L'histoire vraie de Chantal, réfugiée
L'histoire vraie de Chantal, réfugiée
SICILE, Italie (UNHCR)
Mentionnez le simple mot de « demandeurs d'asile » et beaucoup de personnes en Europe imaginent des vagues d'immigrants illégaux déferlant sur le continent avec l'espoir d'une vie meilleure. Mais parmi ce flot d'immigrants nombre d'entre eux ont de réelles raisons de demander l'asile.
Chantal, une réfugiée congolaise, est un exemple parmi d'autres.
Le périple de cette jeune femme de 36 ans a duré près de quatre années, une fuite en signe de désespoir, qui l'aura menée à traverser quatre pays avant de finalement trouver refuge dans le Sud de l'Italie où elle vit actuellement.
Sa terrible épreuve a commencé un 4 mai 1999.
Ce jour-là, avec son mari Jose, elle tient une réunion pour organiser un comité local de résistance, de défense des civils alors victimes des milices rebelles. Celles-ci avaient chassé de chez eux des milliers de personnes à Zongo, une petite ville à 350 km au Sud-Est de Kinshasa en République Démocratique du Congo.
Cette nuit là, un groupe de soldats armés pénètre chez eux à Zongo, viole Chantal alors enceinte de sept mois, et enlève son mari. Deux jours s'écoulent avant que les voisins ne la trouvent bâillonnée et attachée à une chaise.
« J'étais désespérée. Je ne pouvais plus rester dans cette maison et je suis partie sans savoir où aller, » se rappelle Chantal les larmes aux yeux.
Tout autour du village, tout n'est que destruction. Les corps de personnes âgées, de femmes, d'enfants jonchent le sol. Pendant un mois elle vit dans la forêt, dort à la belle étoile et donne prématurément naissance à son enfant.

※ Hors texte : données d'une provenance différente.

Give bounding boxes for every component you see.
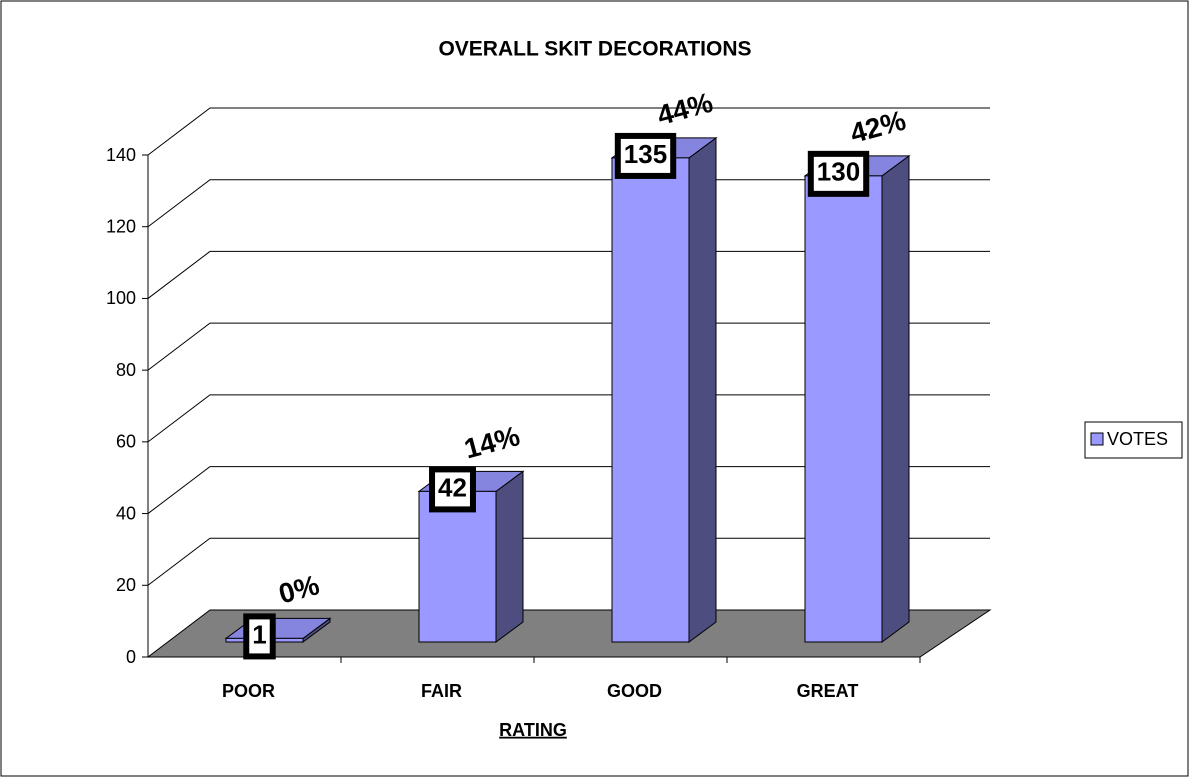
y-tick-label: 60 [116, 432, 136, 452]
x-tick-label: GREAT [797, 681, 859, 701]
grid-line [147, 394, 990, 443]
chart-title: OVERALL SKIT DECORATIONS [438, 38, 751, 61]
data-label-box [614, 132, 677, 179]
data-label-box [429, 466, 476, 513]
bar [610, 136, 718, 643]
y-tick-label: 20 [116, 575, 136, 595]
grid-line [147, 179, 990, 228]
y-tick-label: 140 [106, 145, 136, 165]
grid-line [147, 322, 990, 371]
legend-label: VOTES [1107, 429, 1168, 449]
x-tick-label: POOR [222, 681, 275, 701]
data-label: 42 [438, 472, 467, 502]
data-label: 1 [252, 619, 266, 649]
grid-line [147, 107, 990, 156]
grid-line [147, 466, 990, 514]
grid-line [147, 250, 990, 299]
bar-front [418, 490, 497, 643]
y-tick-label: 0 [126, 647, 136, 667]
x-axis-title: RATING [499, 720, 567, 740]
grid-line [147, 537, 990, 586]
bar-side [881, 154, 910, 643]
x-tick-label: GOOD [607, 681, 662, 701]
data-label-box [807, 150, 870, 197]
y-tick-label: 80 [116, 360, 136, 380]
bar-front [804, 175, 883, 643]
y-tick-label: 40 [116, 503, 136, 523]
y-tick-label: 120 [106, 216, 136, 236]
data-label: 130 [817, 157, 860, 187]
bar-front [611, 157, 690, 643]
legend-swatch [1090, 432, 1104, 446]
bar-side [495, 470, 524, 643]
bar-side [688, 136, 717, 643]
back-wall [210, 108, 990, 610]
y-tick-label: 100 [106, 288, 136, 308]
bar [803, 154, 911, 643]
x-tick-label: FAIR [421, 681, 462, 701]
legend-box [1084, 421, 1183, 459]
data-label: 135 [624, 139, 667, 169]
data-label-box [243, 613, 276, 660]
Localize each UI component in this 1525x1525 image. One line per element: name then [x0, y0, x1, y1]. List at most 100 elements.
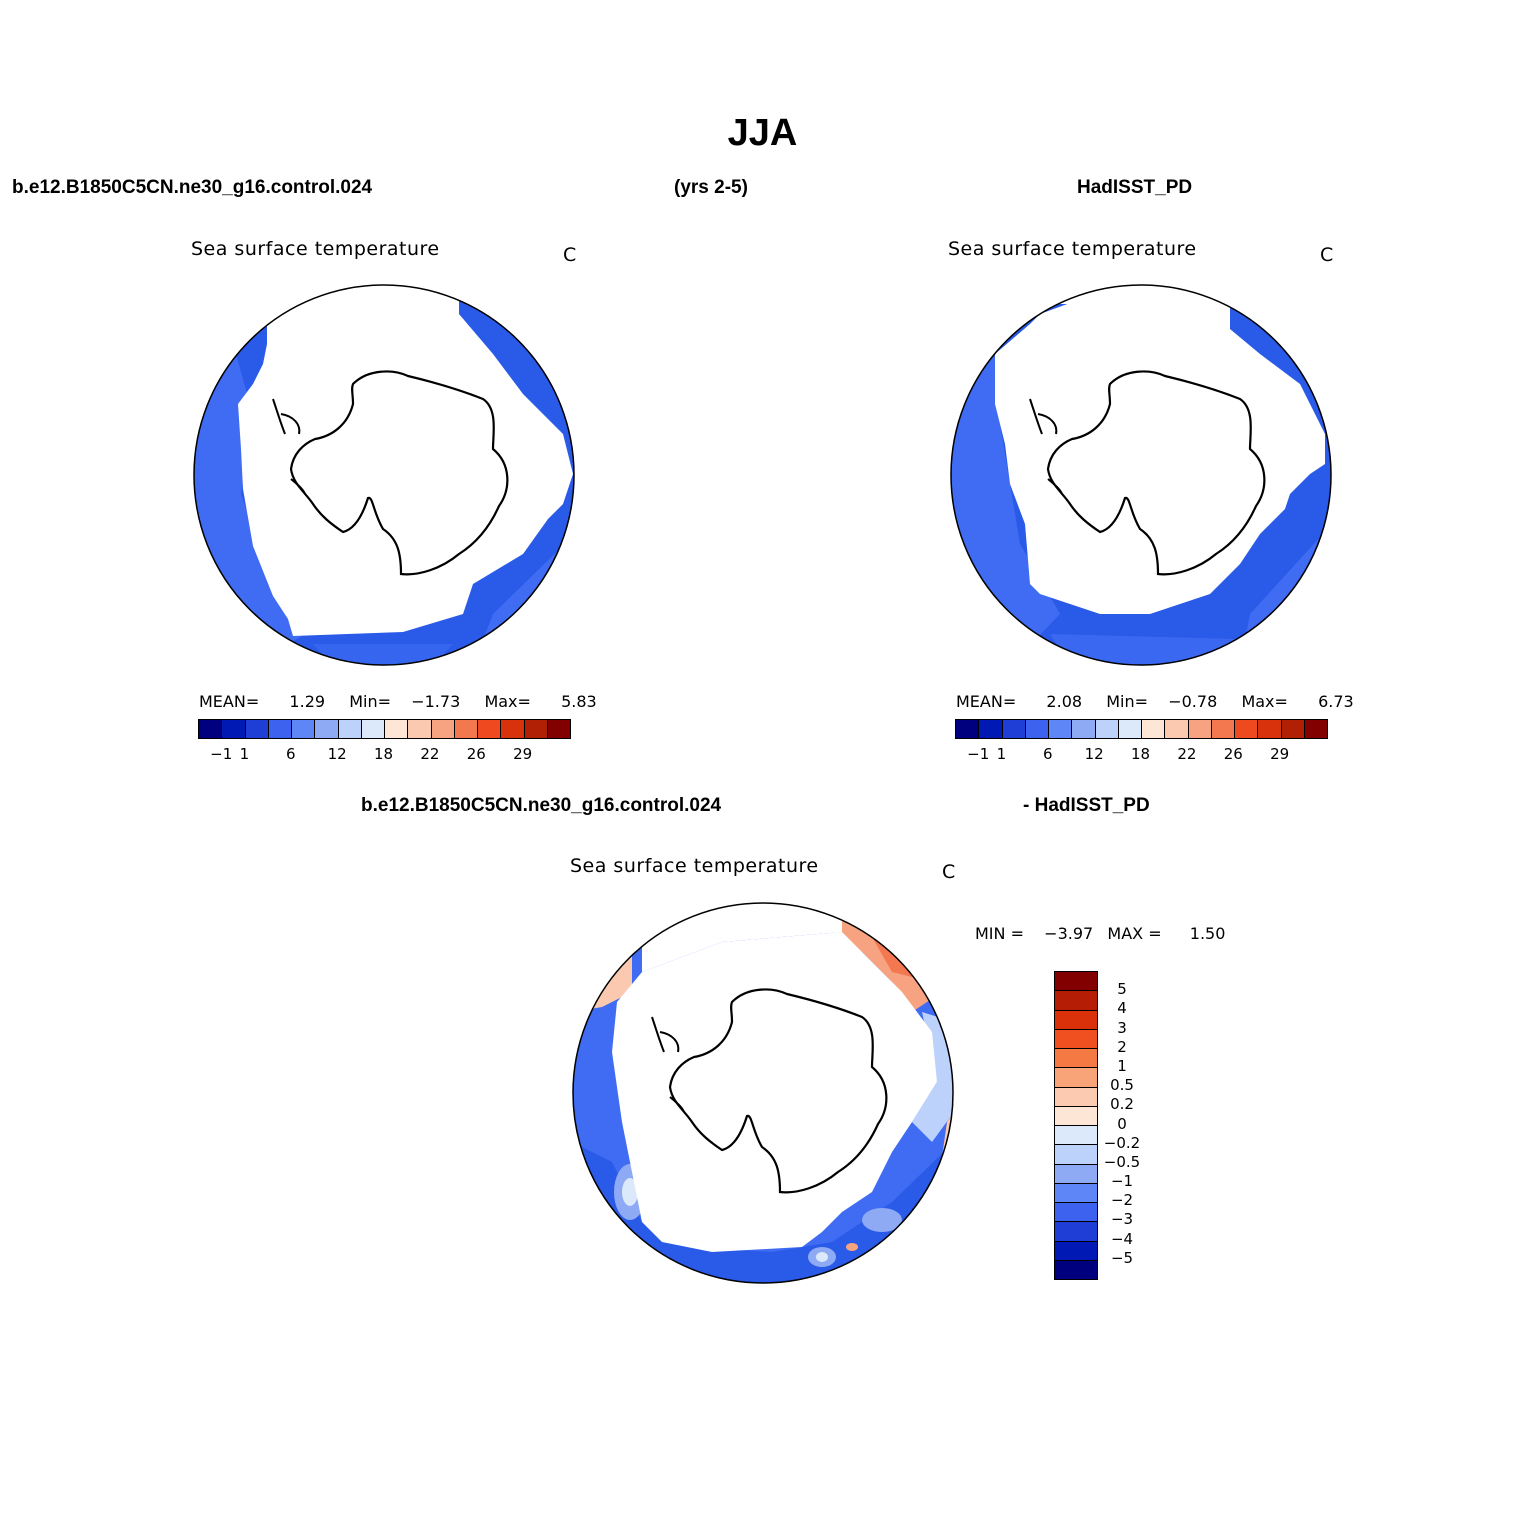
obs-colorbar-box — [979, 720, 1003, 738]
obs-colorbar-label: 22 — [1177, 745, 1197, 763]
diff-colorbar-box — [1055, 1010, 1097, 1030]
obs-colorbar-box — [1211, 720, 1235, 738]
model-colorbar-box — [408, 720, 432, 738]
model-colorbar-box — [454, 720, 478, 738]
diff-colorbar-box — [1055, 1260, 1097, 1279]
model-colorbar-box — [292, 720, 316, 738]
obs-colorbar-label: −1 — [967, 745, 990, 763]
model-min-label: Min= — [349, 692, 392, 711]
diff-colorbar-box — [1055, 991, 1097, 1011]
years-header: (yrs 2-5) — [674, 177, 748, 198]
model-colorbar-label: 6 — [285, 745, 296, 763]
model-colorbar — [198, 719, 571, 739]
obs-polar-map — [950, 284, 1332, 666]
diff-colorbar-label: −3 — [1110, 1210, 1134, 1229]
diff-max-label: MAX = — [1107, 924, 1162, 943]
diff-colorbar-label: 5 — [1117, 980, 1127, 999]
diff-max-value: 1.50 — [1189, 924, 1226, 943]
diff-panel-unit: C — [942, 861, 956, 883]
diff-colorbar-label: −0.5 — [1103, 1152, 1141, 1171]
model-colorbar-label: 26 — [466, 745, 486, 763]
diff-colorbar-label: −5 — [1110, 1248, 1134, 1267]
obs-colorbar-box — [956, 720, 980, 738]
obs-header: HadISST_PD — [1077, 177, 1193, 198]
model-colorbar-box — [385, 720, 409, 738]
diff-min-label: MIN = — [975, 924, 1024, 943]
diff-colorbar-label: 0 — [1117, 1114, 1127, 1133]
diff-colorbar-label: −4 — [1110, 1229, 1134, 1248]
model-colorbar-label: 12 — [327, 745, 347, 763]
diff-colorbar-box — [1055, 1126, 1097, 1146]
model-polar-map — [193, 284, 575, 666]
diff-colorbar-box — [1055, 1203, 1097, 1223]
obs-max-label: Max= — [1241, 692, 1288, 711]
diff-colorbar-label: −2 — [1110, 1191, 1134, 1210]
case-header: b.e12.B1850C5CN.ne30_g16.control.024 — [12, 177, 373, 198]
model-colorbar-label: 29 — [513, 745, 533, 763]
model-colorbar-box — [245, 720, 269, 738]
diff-colorbar-box — [1055, 1164, 1097, 1184]
obs-colorbar-box — [1049, 720, 1073, 738]
diff-case-header: b.e12.B1850C5CN.ne30_g16.control.024 — [361, 795, 722, 816]
diff-colorbar-label: 2 — [1117, 1037, 1127, 1056]
obs-colorbar-label: 26 — [1223, 745, 1243, 763]
obs-colorbar-label: 29 — [1270, 745, 1290, 763]
diff-colorbar-box — [1055, 1029, 1097, 1049]
diff-colorbar-box — [1055, 1241, 1097, 1261]
model-panel-title: Sea surface temperature — [191, 238, 440, 260]
diff-colorbar-box — [1055, 1087, 1097, 1107]
model-colorbar-label: −1 — [210, 745, 233, 763]
obs-colorbar-box — [1165, 720, 1189, 738]
model-colorbar-label: 1 — [239, 745, 250, 763]
obs-max-value: 6.73 — [1318, 692, 1354, 711]
diff-colorbar-label: 3 — [1117, 1018, 1127, 1037]
model-colorbar-box — [524, 720, 548, 738]
model-colorbar-box — [315, 720, 339, 738]
diff-colorbar-label: 0.2 — [1110, 1095, 1134, 1114]
diff-colorbar-box — [1055, 1222, 1097, 1242]
obs-colorbar-box — [1142, 720, 1166, 738]
obs-colorbar-box — [1095, 720, 1119, 738]
model-colorbar-box — [222, 720, 246, 738]
obs-panel-title: Sea surface temperature — [948, 238, 1197, 260]
obs-mean-label: MEAN= — [956, 692, 1017, 711]
obs-colorbar-box — [1304, 720, 1327, 738]
model-colorbar-box — [501, 720, 525, 738]
diff-colorbar-box — [1055, 972, 1097, 992]
diff-panel-title: Sea surface temperature — [570, 855, 819, 877]
obs-colorbar-box — [1025, 720, 1049, 738]
model-colorbar-box — [547, 720, 570, 738]
diff-colorbar-label: 1 — [1117, 1056, 1127, 1075]
model-colorbar-box — [431, 720, 455, 738]
model-colorbar-box — [478, 720, 502, 738]
obs-colorbar-label: 18 — [1130, 745, 1151, 763]
model-panel-unit: C — [563, 244, 577, 266]
diff-colorbar-box — [1055, 1145, 1097, 1165]
obs-colorbar-label: 1 — [996, 745, 1007, 763]
obs-colorbar-box — [1002, 720, 1026, 738]
obs-colorbar-box — [1188, 720, 1212, 738]
obs-min-value: −0.78 — [1168, 692, 1218, 711]
model-colorbar-box — [361, 720, 385, 738]
obs-colorbar-label: 6 — [1042, 745, 1053, 763]
diff-colorbar-label: −0.2 — [1103, 1133, 1141, 1152]
obs-colorbar-box — [1235, 720, 1259, 738]
main-title: JJA — [727, 112, 798, 154]
diff-colorbar-box — [1055, 1106, 1097, 1126]
model-colorbar-box — [338, 720, 362, 738]
model-mean-value: 1.29 — [289, 692, 326, 711]
obs-colorbar-box — [1118, 720, 1142, 738]
diff-colorbar-box — [1055, 1068, 1097, 1088]
obs-colorbar-box — [1281, 720, 1305, 738]
model-mean-label: MEAN= — [199, 692, 260, 711]
diff-colorbar-label: 0.5 — [1110, 1076, 1134, 1095]
model-max-value: 5.83 — [561, 692, 597, 711]
model-min-value: −1.73 — [411, 692, 461, 711]
diff-colorbar — [1054, 971, 1098, 1280]
obs-colorbar-box — [1072, 720, 1096, 738]
model-colorbar-label: 18 — [373, 745, 394, 763]
obs-colorbar — [955, 719, 1328, 739]
obs-colorbar-box — [1258, 720, 1282, 738]
model-max-label: Max= — [484, 692, 531, 711]
obs-colorbar-label: 12 — [1084, 745, 1104, 763]
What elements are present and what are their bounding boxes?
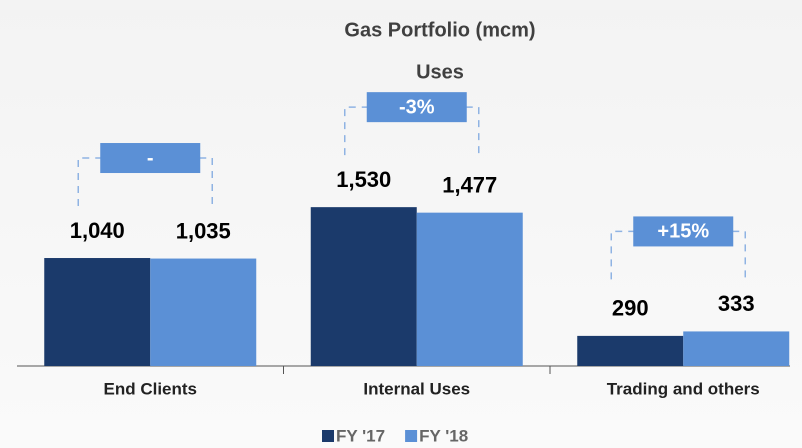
annotation-box xyxy=(633,216,734,247)
chart-subtitle: Uses xyxy=(416,61,464,83)
annotation-label: - xyxy=(147,147,154,169)
data-label: 290 xyxy=(612,296,649,321)
x-tick-label: Internal Uses xyxy=(363,379,470,398)
annotation-label: +15% xyxy=(657,221,709,243)
annotation-label: -3% xyxy=(399,96,435,118)
chart-title: Gas Portfolio (mcm) xyxy=(344,19,535,41)
bar xyxy=(310,207,417,366)
data-label: 1,035 xyxy=(176,218,231,243)
bar xyxy=(577,335,684,366)
legend-swatch xyxy=(405,430,418,442)
annotation-box xyxy=(366,92,467,123)
legend-label: FY '17 xyxy=(336,426,385,445)
data-label: 333 xyxy=(718,291,755,316)
bar xyxy=(416,212,523,366)
data-label: 1,477 xyxy=(442,172,497,197)
legend-label: FY '18 xyxy=(419,426,468,445)
x-tick-label: End Clients xyxy=(103,379,197,398)
x-tick-label: Trading and others xyxy=(607,379,760,398)
data-label: 1,040 xyxy=(70,218,125,243)
bar xyxy=(683,331,790,366)
bar xyxy=(150,258,257,366)
annotation-box xyxy=(100,143,201,174)
bar xyxy=(44,258,151,366)
legend-swatch xyxy=(322,430,334,442)
data-label: 1,530 xyxy=(336,167,391,192)
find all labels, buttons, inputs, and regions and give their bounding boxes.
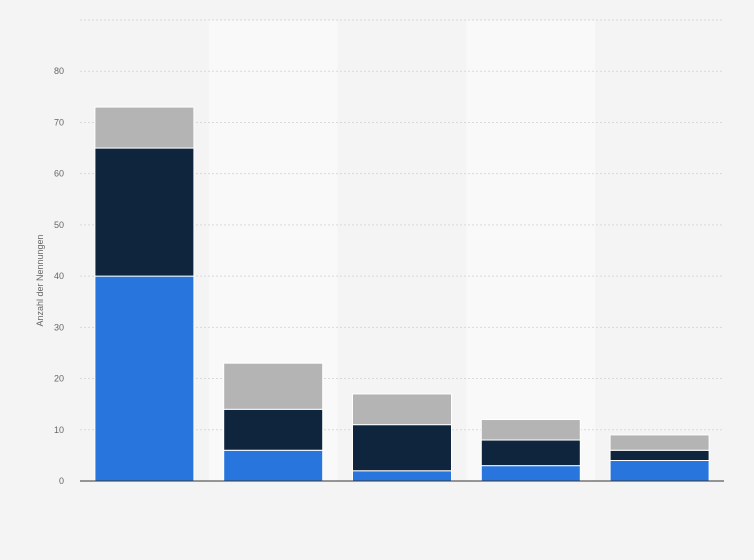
y-axis-title: Anzahl der Nennungen: [35, 234, 45, 326]
bar-segment-series-1[interactable]: [223, 449, 324, 482]
y-tick-label: 0: [59, 476, 64, 486]
y-tick-label: 40: [54, 271, 64, 281]
bar-segment-series-1[interactable]: [94, 275, 195, 482]
bar-segment-series-2[interactable]: [609, 449, 710, 462]
y-tick-label: 20: [54, 374, 64, 384]
bar-segment-series-2[interactable]: [94, 147, 195, 277]
bar-segment-series-2[interactable]: [352, 424, 452, 472]
y-tick-label: 70: [54, 117, 64, 127]
bar-segment-series-1[interactable]: [352, 470, 452, 482]
bar-segment-series-3[interactable]: [223, 362, 324, 410]
bar-segment-series-2[interactable]: [480, 439, 581, 467]
bar-segment-series-1[interactable]: [480, 465, 581, 482]
category-band: [466, 20, 596, 481]
bar-segment-series-3[interactable]: [94, 106, 195, 149]
y-tick-label: 80: [54, 66, 64, 76]
y-axis-ticks: 0 10 20 30 40 50 60 70 80: [54, 66, 64, 486]
bars: [94, 106, 710, 482]
bar-segment-series-3[interactable]: [352, 393, 452, 426]
bar-segment-series-2[interactable]: [223, 408, 324, 451]
y-tick-label: 30: [54, 322, 64, 332]
bar-segment-series-3[interactable]: [480, 419, 581, 441]
y-tick-label: 60: [54, 169, 64, 179]
y-tick-label: 50: [54, 220, 64, 230]
y-tick-label: 10: [54, 425, 64, 435]
bar-segment-series-1[interactable]: [609, 460, 710, 482]
bar-segment-series-3[interactable]: [609, 434, 710, 451]
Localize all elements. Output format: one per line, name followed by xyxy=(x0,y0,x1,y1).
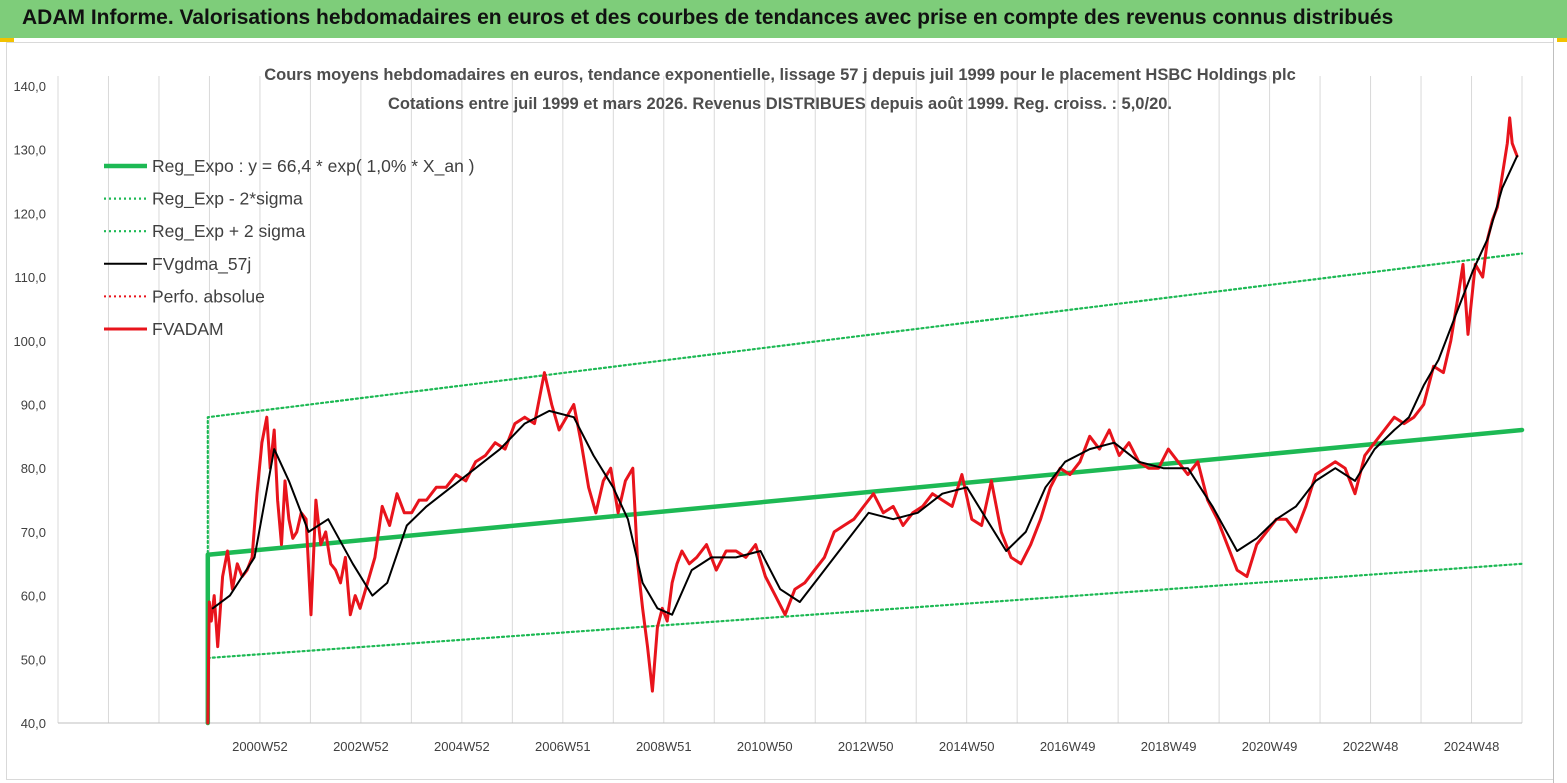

« Sans aide, elle a donné naissance à son bébé mais n'a cependant pas pu couper le cordon ombilical. »
Trébuchant, elle marche jusqu'à la route principale où elle rencontre un prêtre polonais qui les emmène à la mission catholique et leur fournit une assistance médicale. Quelques semaines plus tard, alors que le prêtre vient de mourir, Chantal et son bébé, Marveille, rejoignent 400 personnes à bord d'un bateau en direction de la République de Centre Afrique. Elle a décidé de partir chercher du travail et une nouvelle vie ailleurs.
Au Soudan, une famille dans le village de Kaya leur fournit un endroit pour rester en échange de 12 heures de travail par jour.
« C'était terrible. Je me sentais comme une esclave. Je devais également garder secrète ma foi catholique car ils étaient musulmans et craignaient la réaction des voisins, » raconte-t-elle au sujet de son année passée au Soudan.
« J'étais en train de perdre tout espoir lorsque j'ai entendu parler de marchands congolais se rendant au Kenya. »
Au Nord du Kenya, elle est abandonnée près du Lac Turkana sans argent ni amis. Elle est affamée et Marveille a une infection de l'estomac. Elles trouvent finalement de l'aide dans un petit centre tenu par une soeur, mais, par manque de place, elle doit dormir à l'extérieur du centre pendant 11 mois.
« J'avais l'impression que le monde était en train de s'écrouler sous mes pieds. Que pouvais-je faire ? Où aller ? » se rappelle Chantal.
En novembre 2001, elle prend le bateau pour la Turquie. Là elle dort dans des voitures abandonnées, dans la rue et fait les poubelles.
« La langue était une énorme barrière qui m'empêchait de trouver du travail. Plus j'étais malheureuse, moins je trouvais en moi la force de réagir, » dit-elle. « C'est un véritable miracle que Marveille ait pu survivre à tout cela. »
Après huit mois passés à Istanbul - où elle est à nouveau victime d'un viol - Chantal prend conscience qu'elle doit trouver une solution et elle décide donc de repartir en Afrique.
« Un homme à qui j'ai parlé m'a dit que son bateau était prêt à partir pour le Gabon. Je l'ai supplié de nous laisser monter à bord mais il voulait de l'argent et je n'avais rien. »
Chantal et Marveille réussissent finalement à monter sur le bateau, mais après trois jours elles se retrouvent en pleine mer et en panne de moteur.
« Je ne savais pas où nous étions. J'ai vu soudainement des hélicoptères tournoyer au-dessus de nous et des bateaux avec à leur bord des gens essayant de nous sauver. »
Chantal est arrivée en Sicile par la côte sud de l'Italie en juillet 2002 et a reçu le statut de réfugié au début du mois de novembre 2003. Ironiquement, l'Italie n'était pas un pays qu'elle avait l'intention de visiter. Mais, après des années à la dérive, elle se sent enfin en sécurité et attend avec impatience de se reconstruire une vie meilleure, plus stable avec sa fille.